The 2 year trial, taking place in 6 schools in Liverpool, is the first of its kind in the UK. Holy Family Catholic High School is one of the schools to take part in the lessons that are taught by Grassroots Suicide Prevention.

One of the 3 Dads, Mike Palmer from Sale - whose daughter Beth took her own life four years ago - was there for the lesson and is on the steering group of the trial. He said:

"There is always the chance that it could have made a difference with Beth, if Beth had been more ware and I had been more aware, what we are teaching these kids now they will take into adulthood they will take into parenthood and there is always a chance that Bethy would still be here"

The trial is being run by Liverpool John Moores University and is based on a programme called MAPSS already being used in Australia.
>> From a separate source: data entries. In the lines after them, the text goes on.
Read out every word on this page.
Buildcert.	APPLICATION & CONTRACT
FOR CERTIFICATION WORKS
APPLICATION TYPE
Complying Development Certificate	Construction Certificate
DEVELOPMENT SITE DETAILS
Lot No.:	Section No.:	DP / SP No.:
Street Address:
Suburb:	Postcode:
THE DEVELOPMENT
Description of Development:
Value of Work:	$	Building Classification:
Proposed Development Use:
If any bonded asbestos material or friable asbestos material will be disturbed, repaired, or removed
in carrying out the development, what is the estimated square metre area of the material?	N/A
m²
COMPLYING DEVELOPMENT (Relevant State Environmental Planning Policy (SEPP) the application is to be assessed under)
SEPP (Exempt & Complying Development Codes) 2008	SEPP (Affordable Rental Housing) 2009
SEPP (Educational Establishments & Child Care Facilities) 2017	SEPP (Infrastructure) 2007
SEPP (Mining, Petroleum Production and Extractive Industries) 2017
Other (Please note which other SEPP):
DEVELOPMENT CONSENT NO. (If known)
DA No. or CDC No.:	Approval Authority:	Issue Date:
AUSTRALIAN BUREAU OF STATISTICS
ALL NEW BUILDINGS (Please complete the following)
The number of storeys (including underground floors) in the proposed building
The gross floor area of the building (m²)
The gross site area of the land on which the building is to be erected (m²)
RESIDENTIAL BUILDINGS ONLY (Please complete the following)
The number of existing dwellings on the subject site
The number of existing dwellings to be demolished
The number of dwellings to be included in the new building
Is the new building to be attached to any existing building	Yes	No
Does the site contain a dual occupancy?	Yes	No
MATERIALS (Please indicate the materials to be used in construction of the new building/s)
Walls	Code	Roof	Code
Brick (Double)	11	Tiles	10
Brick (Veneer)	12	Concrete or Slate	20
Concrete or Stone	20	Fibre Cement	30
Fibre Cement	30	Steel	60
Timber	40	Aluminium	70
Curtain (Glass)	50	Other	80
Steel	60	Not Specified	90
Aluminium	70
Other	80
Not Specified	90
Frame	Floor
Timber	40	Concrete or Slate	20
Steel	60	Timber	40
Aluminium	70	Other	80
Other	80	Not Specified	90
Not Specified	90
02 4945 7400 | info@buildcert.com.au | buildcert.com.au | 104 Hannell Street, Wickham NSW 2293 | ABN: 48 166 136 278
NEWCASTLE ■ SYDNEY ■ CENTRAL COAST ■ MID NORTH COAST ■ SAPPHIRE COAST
Year 10 students are taught how to spot the signs of suicide and how to get help, they are also screened and those identified as high risk are offered an 8 week course of support.

This randomised control trial by Liverpool John Moores University is the first of its kind in the UK, funded by the government, it will look at the safety of the lessons and whether they’re effective.

Lucy Skillen is the Pastoral Manager and Mental Health lead at Holy Family Catholic High, she said:

"It is a real worry, we tend to have a lot more who are self harming and therefore are at risk of suicide, we have noticed it in our upper years for quite a few years, but we are now starting to see a large proportion coming in from Primary School"

Mike Palmer believes the programme will save lives, he said "To teach our children the life skills in keeping themselves safe and this MAPSS programme is exactly the sort of thing we are looking at, it is a whole school approach bringing in teaching staff and parents and it is a whole societal change"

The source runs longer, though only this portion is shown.